Pleure pas maman, on en achètera un autre

"Pleure pas maman, on en achètera un autre !"

Louis doit avoir 5 ou 6 ans, derrière ses lunettes et ses cheveux en brosse, il a l'air désorienté. Désemparé, non pas tant par le cadavre de son chien qui gît, les pattes raides, la langue pendante et les yeux exorbités, que par les larmes de sa mère.

La boule de poils doit peser trois ou quatre kilos, un petit caniche de trois ans, jusque là sans histoire. Perle. Drôle de nom pour un mâle...

La jeune femme étouffe un sanglot, Louis me regarde. Je ne sais pas si mon expression est déchiffrable. Mélange de consternation, d'impuissance et de gêne. Je n'ai rien à faire ici, je ne peux rien faire pour ce chien.

"On pourrait peut-être lui mettre de l'électricité avec les poignées ?"

Il a parlé tout bas, sa mère est debout, appuyée contre le mur, il se tourne à nouveau vers moi.

"Non Louis, c'est trop tard."

Je met mon doigt devant la bouche lorsqu'il entame cette phrase qu'il répète comme une litanie depuis quelque minutes : "pleure pas maman, on en achèt..."

Son visage est étonnant : il a l'air triste, mais je devine qu'il ne sait pas vraiment pourquoi. Parce que sa mère est en larmes, certainement. Surpris, aussi, mais pour quelle raison ? Perplexe : il réfléchit, ça se voit, et ne sait pas du tout quelle attitude adopter.

"Pleure pas maman. Tu sais, il y en a d'autres au magasin."

Cette fois encore, il me regarde. Il me prend à témoin ? En tout cas, il attend de moi que j'intervienne. La blouse et le stéthoscope, peut-être. Sur la table, il y a un cadavre ébouriffé, la bave séchée a collé les poils autour de la gueule, la langue est presque violette.

"Chhhhut Louis, ce n'est pas le moment, on verra plus tard."

Et moi, qu'est-ce que je fais là ? La jeune femme s'est garée en trombe sur le parking éblouissant de la clinique, il y a cinq minutes à peine. J'étais en train de ranger le coffre de ma voiture, elle a crié, je me suis précipité. Sur le siège enfant, à l'arrière, il y avait le cadavre de Perle. J'ai immédiatement pris le petit corps dans les bras, il était déjà complètement raide. Mort, et depuis longtemps. Bouillant.
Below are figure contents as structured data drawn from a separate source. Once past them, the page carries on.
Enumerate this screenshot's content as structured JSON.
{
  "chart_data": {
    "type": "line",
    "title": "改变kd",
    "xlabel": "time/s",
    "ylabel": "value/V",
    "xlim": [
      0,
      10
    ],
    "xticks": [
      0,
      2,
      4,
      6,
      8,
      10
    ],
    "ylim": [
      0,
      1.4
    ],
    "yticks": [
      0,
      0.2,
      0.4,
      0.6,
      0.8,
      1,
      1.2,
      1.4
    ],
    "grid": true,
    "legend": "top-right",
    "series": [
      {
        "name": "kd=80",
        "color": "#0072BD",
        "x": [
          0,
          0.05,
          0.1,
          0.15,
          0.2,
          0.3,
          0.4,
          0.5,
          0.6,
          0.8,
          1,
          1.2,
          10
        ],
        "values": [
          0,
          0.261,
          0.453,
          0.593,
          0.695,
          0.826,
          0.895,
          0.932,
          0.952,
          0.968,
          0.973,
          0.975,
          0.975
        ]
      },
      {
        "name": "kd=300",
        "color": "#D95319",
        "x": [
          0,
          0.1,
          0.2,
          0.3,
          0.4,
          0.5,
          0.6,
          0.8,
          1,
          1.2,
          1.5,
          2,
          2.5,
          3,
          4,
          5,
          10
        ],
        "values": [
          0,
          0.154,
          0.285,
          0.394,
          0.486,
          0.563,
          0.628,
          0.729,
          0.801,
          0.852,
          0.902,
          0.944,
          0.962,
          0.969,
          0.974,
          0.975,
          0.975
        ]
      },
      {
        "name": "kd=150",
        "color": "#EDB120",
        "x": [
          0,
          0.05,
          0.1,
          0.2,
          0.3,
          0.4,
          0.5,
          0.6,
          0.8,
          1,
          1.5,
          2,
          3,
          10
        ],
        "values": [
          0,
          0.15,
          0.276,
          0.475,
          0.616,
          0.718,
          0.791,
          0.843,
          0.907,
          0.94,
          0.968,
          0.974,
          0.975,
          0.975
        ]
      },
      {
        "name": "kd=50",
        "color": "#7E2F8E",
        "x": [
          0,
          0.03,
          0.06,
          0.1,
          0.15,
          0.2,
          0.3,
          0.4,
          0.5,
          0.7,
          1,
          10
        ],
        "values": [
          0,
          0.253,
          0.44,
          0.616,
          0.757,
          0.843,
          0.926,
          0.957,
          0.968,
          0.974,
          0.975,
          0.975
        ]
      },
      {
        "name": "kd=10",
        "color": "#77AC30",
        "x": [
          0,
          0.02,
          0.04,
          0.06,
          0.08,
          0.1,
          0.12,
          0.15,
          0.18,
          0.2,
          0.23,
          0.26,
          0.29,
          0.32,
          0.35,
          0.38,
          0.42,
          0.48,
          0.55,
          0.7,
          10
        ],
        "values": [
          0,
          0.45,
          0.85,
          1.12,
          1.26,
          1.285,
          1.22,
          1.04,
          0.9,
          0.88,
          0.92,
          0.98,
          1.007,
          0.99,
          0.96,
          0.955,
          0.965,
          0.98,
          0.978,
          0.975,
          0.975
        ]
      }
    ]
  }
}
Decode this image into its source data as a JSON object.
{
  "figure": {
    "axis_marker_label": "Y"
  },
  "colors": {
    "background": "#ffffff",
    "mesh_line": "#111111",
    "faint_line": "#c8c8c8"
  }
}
Un coup de chaleur, une hyperthermie intense parce qu'il est resté dans la voiture par cette très chaude journée d'été. Fatal en quelques dizaines de minutes, peut-être moins vu son poids.

Il est bien trop tard, mais je ne peux pas rester planté là sur la parking, regarder la dame et lui dire que son chien est mort. Je cours donc jusqu'à la salle de consultation, balance la porte d'un coup de pied, et le pose sur la table. Il semble fait de bois, ses pattes sont tordues comme celle d'une mouche crevée.

Je pose quand même mon stéthoscope, pour ne rien entendre. Pour... formaliser.

Je relève la tête et la regarde, il serait stupide de prolonger ce moment.

"Je suis désolé madame, il est mort."

Le visage de la dame était déjà baigné de larmes, ses cheveux roux collés à son front comme les poils du chien autour de sa gueule. Elle explose en sanglots. Francesca referme doucement la porte de la salle de consultation, nous isolant de l'accueil. Il faudra que je pense à la remercier.

"Pleure pas maman, on en achètera un autre."